Machine Learning of Slow Collective Variables and Enhanced Sampling via Spatial Techniques
Tuğçe Gökdemir, Jakub Rydzewski
TL;DR
The paper addresses the challenge of identifying slow collective variables (CVs) for long-timescale dynamics, where barriers of order $k_{\mathrm{B}}T$ hinder sampling. It surveys spatial, trajectory-free ML methods that exploit thermodynamic structure—diffusion maps with anisotropic kernels, reweighted transitions, eigen/decomposition approaches, reweighted stochastic embedding (RSE/MRSE), and spectral-map learning—along with neural-network–based enhanced sampling. It clarifies how these methods infer slow CVs from equilibrium properties, enable unbiased Markov state models, and integrate with enhanced sampling via reweighting and on-the-fly biasing.
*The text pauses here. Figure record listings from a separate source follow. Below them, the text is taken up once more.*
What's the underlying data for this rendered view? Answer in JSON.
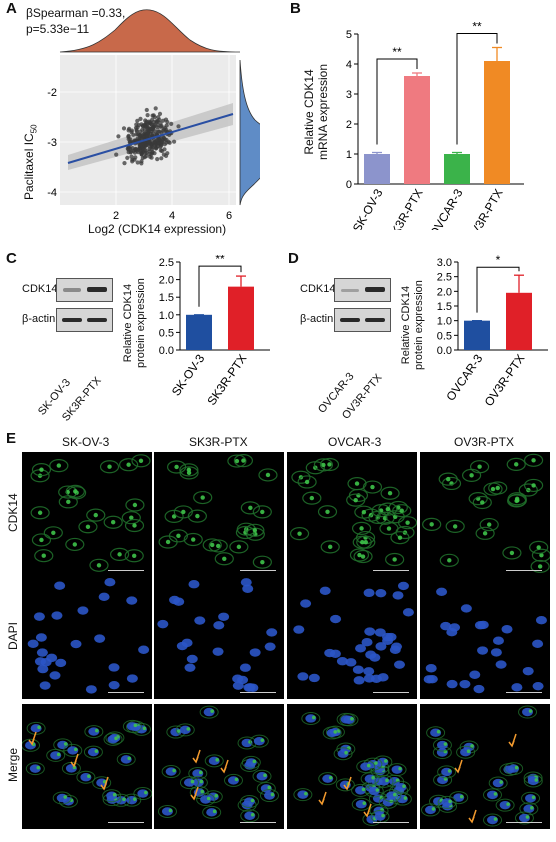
{
  "panels": {
    "A": "A",
    "B": "B",
    "C": "C",
    "D": "D",
    "E": "E"
  },
  "panelA": {
    "stat_line1": "βSpearman =0.33,",
    "stat_line2": "p=5.33e−11",
    "ylabel": "Paclitaxel IC",
    "ylabel_sub": "50",
    "xlabel": "Log2 (CDK14 expression)",
    "x_ticks": [
      "2",
      "4",
      "6"
    ],
    "y_ticks": [
      "-2",
      "-3",
      "-4"
    ],
    "colors": {
      "points": "#404040",
      "line": "#2a4fa3",
      "top_density": "#c8694a",
      "right_density": "#5f8cc6",
      "band": "#c4c4c4"
    }
  },
  "chart_data": [
    {
      "type": "scatter",
      "title": "",
      "xlabel": "Log2 (CDK14 expression)",
      "ylabel": "Paclitaxel IC50",
      "xlim": [
        0.5,
        6.5
      ],
      "ylim": [
        -4.2,
        -1.6
      ],
      "fit_line": {
        "x": [
          0.8,
          6.0
        ],
        "y": [
          -3.35,
          -2.75
        ]
      },
      "series": [
        {
          "points_count": 300
        }
      ]
    },
    {
      "type": "bar",
      "categories": [
        "SK-OV-3",
        "SK3R-PTX",
        "OVCAR-3",
        "OV3R-PTX"
      ],
      "values": [
        1.0,
        3.6,
        1.0,
        4.1
      ],
      "errors": [
        0.05,
        0.1,
        0.05,
        0.45
      ],
      "colors": [
        "#8c94cc",
        "#ef7a80",
        "#3bb34a",
        "#f08a24"
      ],
      "ylabel": "Relative CDK14 mRNA expression",
      "ylim": [
        0,
        5
      ],
      "y_ticks": [
        "0",
        "1",
        "2",
        "3",
        "4",
        "5"
      ],
      "significance": [
        {
          "pair": [
            0,
            1
          ],
          "label": "**"
        },
        {
          "pair": [
            2,
            3
          ],
          "label": "**"
        }
      ]
    },
    {
      "type": "bar",
      "categories": [
        "SK-OV-3",
        "SK3R-PTX"
      ],
      "values": [
        1.0,
        1.8
      ],
      "errors": [
        0,
        0.3
      ],
      "colors": [
        "#1f4fa0",
        "#e02028"
      ],
      "ylabel": "Relative CDK14 protein expression",
      "ylim": [
        0,
        2.5
      ],
      "y_ticks": [
        "0.0",
        "0.5",
        "1.0",
        "1.5",
        "2.0",
        "2.5"
      ],
      "significance": [
        {
          "pair": [
            0,
            1
          ],
          "label": "**"
        }
      ]
    },
    {
      "type": "bar",
      "categories": [
        "OVCAR-3",
        "OV3R-PTX"
      ],
      "values": [
        1.0,
        1.95
      ],
      "errors": [
        0,
        0.6
      ],
      "colors": [
        "#1f4fa0",
        "#e02028"
      ],
      "ylabel": "Relative CDK14 protein expression",
      "ylim": [
        0,
        3.0
      ],
      "y_ticks": [
        "0.0",
        "0.5",
        "1.0",
        "1.5",
        "2.0",
        "2.5",
        "3.0"
      ],
      "significance": [
        {
          "pair": [
            0,
            1
          ],
          "label": "*"
        }
      ]
    }
  ],
  "panelC": {
    "blot_labels": [
      "CDK14",
      "β-actin"
    ],
    "lanes": [
      "SK-OV-3",
      "SK3R-PTX"
    ]
  },
  "panelD": {
    "blot_labels": [
      "CDK14",
      "β-actin"
    ],
    "lanes": [
      "OVCAR-3",
      "OV3R-PTX"
    ]
  },
  "panelE": {
    "columns": [
      "SK-OV-3",
      "SK3R-PTX",
      "OVCAR-3",
      "OV3R-PTX"
    ],
    "rows": [
      "CDK14",
      "DAPI",
      "Merge"
    ]
  }
}
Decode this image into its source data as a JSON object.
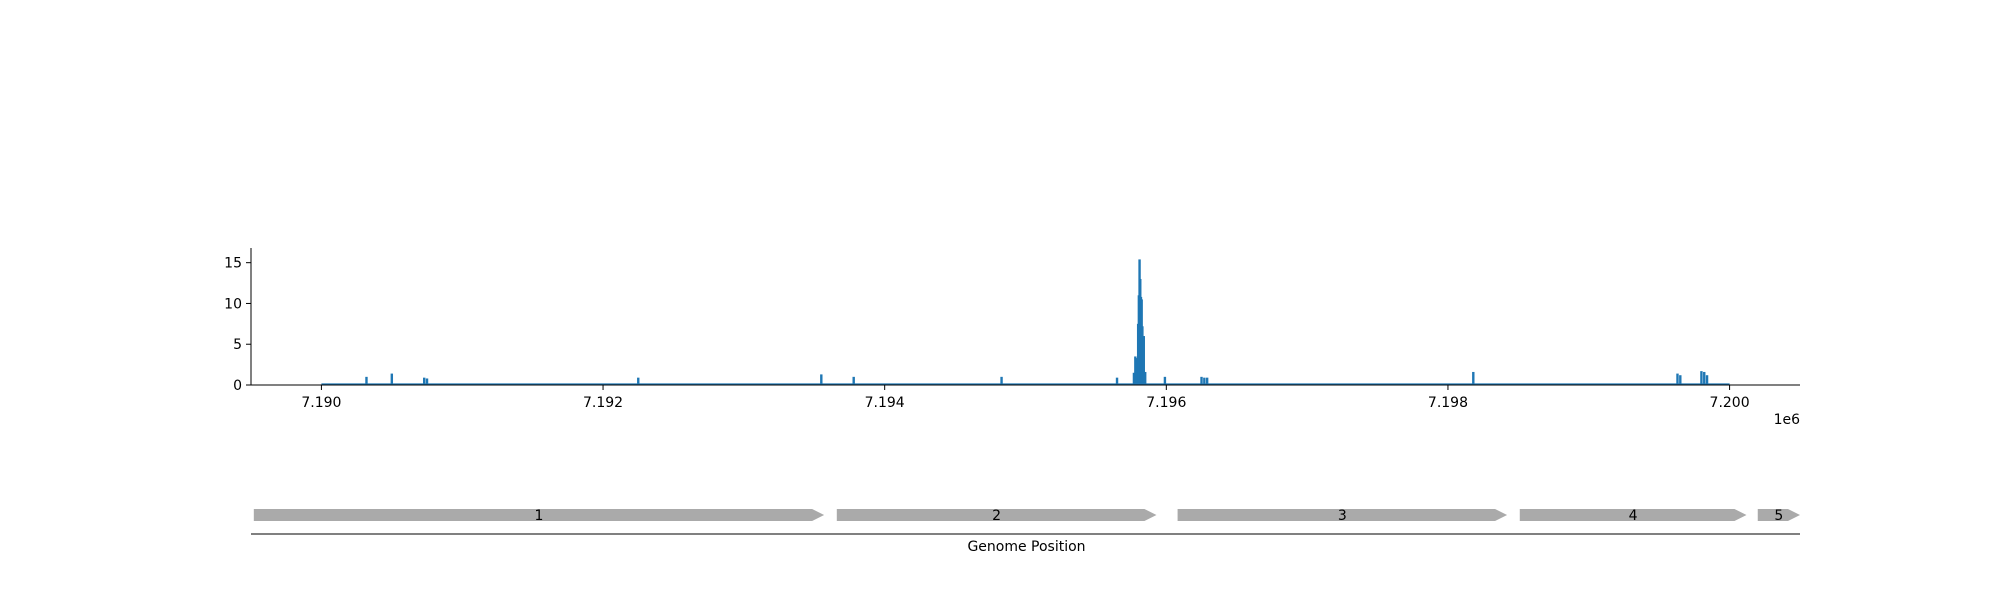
{
  "chart_data": [
    {
      "type": "bar",
      "title": "",
      "xlabel": "",
      "ylabel": "",
      "x_offset_label": "1e6",
      "xlim": [
        7189500,
        7200500
      ],
      "ylim": [
        0,
        16.8
      ],
      "x_ticks": [
        7190000,
        7192000,
        7194000,
        7196000,
        7198000,
        7200000
      ],
      "x_tick_labels": [
        "7.190",
        "7.192",
        "7.194",
        "7.196",
        "7.198",
        "7.200"
      ],
      "y_ticks": [
        0,
        5,
        10,
        15
      ],
      "y_tick_labels": [
        "0",
        "5",
        "10",
        "15"
      ],
      "bar_color": "#1f77b4",
      "baseline_range": [
        7190000,
        7200000
      ],
      "points": [
        {
          "x": 7190320,
          "y": 1.0
        },
        {
          "x": 7190500,
          "y": 1.4
        },
        {
          "x": 7190730,
          "y": 0.9
        },
        {
          "x": 7190750,
          "y": 0.8
        },
        {
          "x": 7192250,
          "y": 0.9
        },
        {
          "x": 7193550,
          "y": 1.3
        },
        {
          "x": 7193780,
          "y": 1.0
        },
        {
          "x": 7194830,
          "y": 1.0
        },
        {
          "x": 7195650,
          "y": 0.9
        },
        {
          "x": 7195770,
          "y": 1.5
        },
        {
          "x": 7195780,
          "y": 3.5
        },
        {
          "x": 7195790,
          "y": 3.3
        },
        {
          "x": 7195800,
          "y": 7.5
        },
        {
          "x": 7195805,
          "y": 11.0
        },
        {
          "x": 7195810,
          "y": 15.4
        },
        {
          "x": 7195815,
          "y": 13.0
        },
        {
          "x": 7195820,
          "y": 10.8
        },
        {
          "x": 7195825,
          "y": 10.5
        },
        {
          "x": 7195830,
          "y": 7.2
        },
        {
          "x": 7195835,
          "y": 6.0
        },
        {
          "x": 7195840,
          "y": 6.0
        },
        {
          "x": 7195850,
          "y": 1.6
        },
        {
          "x": 7195990,
          "y": 1.0
        },
        {
          "x": 7196250,
          "y": 1.0
        },
        {
          "x": 7196270,
          "y": 0.9
        },
        {
          "x": 7196290,
          "y": 0.9
        },
        {
          "x": 7198180,
          "y": 1.6
        },
        {
          "x": 7199630,
          "y": 1.4
        },
        {
          "x": 7199650,
          "y": 1.2
        },
        {
          "x": 7199800,
          "y": 1.7
        },
        {
          "x": 7199820,
          "y": 1.6
        },
        {
          "x": 7199840,
          "y": 1.2
        }
      ]
    },
    {
      "type": "gene-track",
      "xlabel": "Genome Position",
      "xlim": [
        7189500,
        7200500
      ],
      "feature_color": "#aaaaaa",
      "features": [
        {
          "label": "1",
          "start": 7189520,
          "end": 7193570
        },
        {
          "label": "2",
          "start": 7193660,
          "end": 7195930
        },
        {
          "label": "3",
          "start": 7196080,
          "end": 7198420
        },
        {
          "label": "4",
          "start": 7198510,
          "end": 7200120
        },
        {
          "label": "5",
          "start": 7200200,
          "end": 7200500
        }
      ]
    }
  ]
}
The work provides a roadmap for thermodynamics-informed CV learning as a complementary route to trajectory-based methods in molecular dynamics, with potential to improve interpretability and efficiency in exploring complex chemical systems.
Abstract
Understanding the long-time dynamics of complex physical processes depends on our ability to recognize patterns. To simplify the description of these processes, we often introduce a set of reaction coordinates, customarily referred to as collective variables (CVs). The quality of these CVs heavily impacts our comprehension of the dynamics, often influencing the estimates of thermodynamics and kinetics from atomistic simulations. Consequently, identifying CVs poses a fundamental challenge in chemical physics. Recently, significant progress was made by leveraging the predictive ability of unsupervised machine learning techniques to determine CVs. Many of these techniques require temporal information to learn slow CVs that correspond to the long timescale behavior of the studied process. Here, however, we specifically focus on techniques that can identify CVs corresponding to the slowest transitions between states without needing temporal trajectories as input, instead using the spatial characteristics of the data. We discuss the latest developments in this category of techniques and briefly discuss potential directions for thermodynamics-informed spatial learning of slow CVs.